Fica claro a fica de concentração de serviços, a excessiva especialização já apontada por Ormindo quanto a outros processos, especialização esta que gerará novas demandas e novas transferências de economia de um bairro para outro, bem como a outra política, a da exclusão da população pobre, vai significar a transferência dessa população de um bairro para outro.
O chamado perímetro de incentivo fiscal tem o total de 225 km2., praticamente o dobro da chamada área de utilidade pública, que tem a área de 105km2. A área total a ser transformada dá o total de 225 hectares ou 2,25 milhões de metros quadrados.
A gentrification em curso no projeto explica, de certo modo, as intervenções anteriores: a criação da Sala São Paulo, do espaço Pinacoteca e a revitalização do Jardim da Luz, como maneiras de atrair uma população de alto poder econômico e poder de decisão, para dar suporte político ao projeto.
Não vamos discutir aqui a validade das ações policiais que foram direcionadas ao combate ao crime, ao tráfico de drogas e à marginalidade disseminada pelos recantos abandonados do bairro. O que queremos discutir e mostrar é que mesmo esse abandono, essa degradação, foi o resultado de um abandono anterior por parte do poder público, que deixou a área desprovida de manutenção básica, que não fez e nem procurou investimentos para a área, seguindo o ritmo das flutuações imobiliárias.
O principal estigma atribuído à parte do bairro, o de ser a Cracolândia, já estava posto não de agora, mas de um longo tempo, e nunca houve uma ação concentrada para resolver o problema do tráfico de drogas na região, menos ainda no tocante aos problemas da população de rua e aos menores abandonados, realidade muito mais antiga para qual o estado nunca tomou nenhuma medida eficaz. Porque os problemas relativos à marginalidade são decorrências diretas da falta de investimentos sociais, do abandono de qualquer política, por parte do estado de São Paulo, de investimentos em educação, saúde ou de amparo às populações marginalizadas, expulsas das classes, lumpenizadas pela mão cruel da dinâmica social capitalista. Márcio Pochman, no livro São Paulo: Realidade e Perspectivas – Efeitos do Liberalismo Tucano no Estado, diz que:
Nessa situação, ampliam-se barbaramente aqueles que são considerados pobres.
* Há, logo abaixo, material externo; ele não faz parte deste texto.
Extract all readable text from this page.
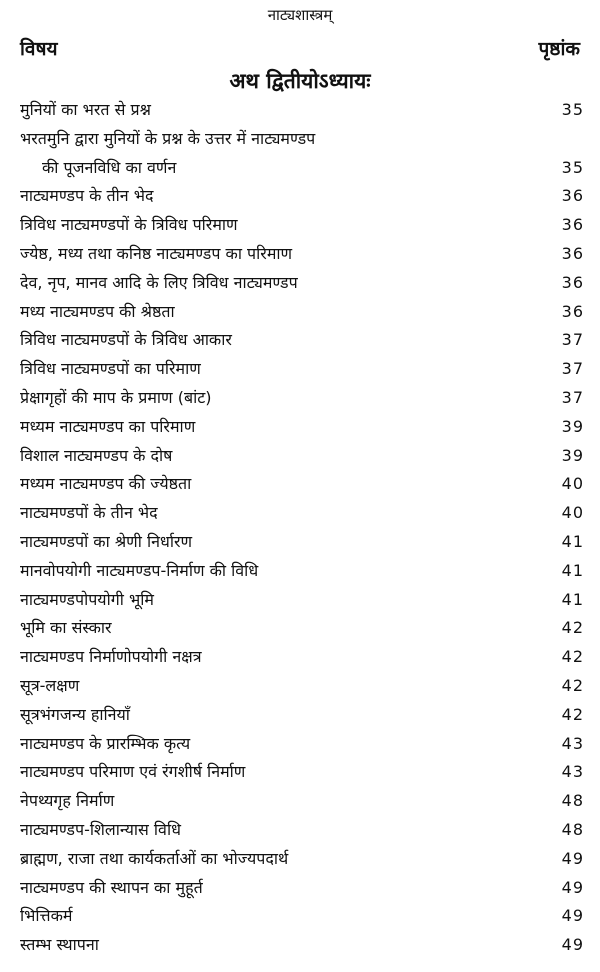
नाट्यशास्त्रम्
विषय	पृष्ठांक
अथ द्वितीयोऽध्यायः
मुनियों का भरत से प्रश्न	35
भरतमुनि द्वारा मुनियों के प्रश्न के उत्तर में नाट्यमण्डप
की पूजनविधि का वर्णन	35
नाट्यमण्डप के तीन भेद	36
त्रिविध नाट्यमण्डपों के त्रिविध परिमाण	36
ज्येष्ठ, मध्य तथा कनिष्ठ नाट्यमण्डप का परिमाण	36
देव, नृप, मानव आदि के लिए त्रिविध नाट्यमण्डप	36
मध्य नाट्यमण्डप की श्रेष्ठता	36
त्रिविध नाट्यमण्डपों के त्रिविध आकार	37
त्रिविध नाट्यमण्डपों का परिमाण	37
प्रेक्षागृहों की माप के प्रमाण (बांट)	37
मध्यम नाट्यमण्डप का परिमाण	39
विशाल नाट्यमण्डप के दोष	39
मध्यम नाट्यमण्डप की ज्येष्ठता	40
नाट्यमण्डपों के तीन भेद	40
नाट्यमण्डपों का श्रेणी निर्धारण	41
मानवोपयोगी नाट्यमण्डप-निर्माण की विधि	41
नाट्यमण्डपोपयोगी भूमि	41
भूमि का संस्कार	42
नाट्यमण्डप निर्माणोपयोगी नक्षत्र	42
सूत्र-लक्षण	42
सूत्रभंगजन्य हानियाँ	42
नाट्यमण्डप के प्रारम्भिक कृत्य	43
नाट्यमण्डप परिमाण एवं रंगशीर्ष निर्माण	43
नेपथ्यगृह निर्माण	48
नाट्यमण्डप-शिलान्यास विधि	48
ब्राह्मण, राजा तथा कार्यकर्ताओं का भोज्यपदार्थ	49
नाट्यमण्डप की स्थापन का मुहूर्त	49
भित्तिकर्म	49
स्तम्भ स्थापना	49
Não sem motivos, São Paulo torna-se o maior estado de pobres do País, relativamente ao padrão de riqueza oferecida. ( Pochman, in Casaro, 2006)
Os ditames da política tucana claramente são: não se sanam os problemas sociais, mas simplesmente se expulsa a população produzida por esses problemas, limpa-se a área, para que a burguesia,a verdadeira dona do poder, o verdadeiro agente do estado, possa desfrutar da bela e tumultuada zona da Luz.
Sem dúvidas, o patrimônio material presente na região está sendo preservado: a estação da Luz, a Pinacoteca, o Jardim da Luz; mas essa preservação, qual a validade dela, se preservar implica então em excluir parte da população do usufruto do bem tombado ? Em que medida essa preservação não significa também a apropriação do público pelo privado e também uma confirmação de valores ideológicos formadores de uma identidade de classe e não uma identidade do povo ?
As cidades são os lugares privilegiados onde a vida humana se concentra e se concentrará ainda mais agora no século XXI; mas nós humanos precisaremos equacionar e resolver nossas diferenças sociais, se não quisermos transformar as cidades em canteiros férteis do caos. O espaço público que a cidade constitui terá de ser usado como tal, e não como uma arma a ser usada para beneficiar classes específicas que detenham em suas mãos o poder econômico e político. Nesse sentido, o projeto Nova Luz não é somente uma regressão do ponto de vista urbanístico; politicamente ele é claramente a explicitação da natureza de um projeto em curso – a política neoliberal vigente no país e no estado de São Paulo -, que aumenta cada vez mais o número de excluídos, de desabrigados, de marginalizados, e que essa mesma política acaba por expulsar as populações marginalizadas para um nada metafísico, para uma não existência concreta que se resume em se amparar na própria margem – marginalidade – para garantir a sobrevivência mínima. A Nova Luz é uma piada de mal gosto num momento histórico em que cada vez mais são questionados a política neoliberal e os modelos capitalistas, que levam o planeta à exaustão e às populações pobres à marginalidade.
Pelos menos nós, historiadores, num momento de perigo, temos de saber mostrar os equívocos e a hipocrisia de uma política que, em nome de um estado que se pronuncia independente, mostra sua face corrupta e corruptível, não hesitando em expulsar, violentar ou agredir a população excluída para beneficiar aqueles que Raymundo Faoro chamaria de os donos do poder.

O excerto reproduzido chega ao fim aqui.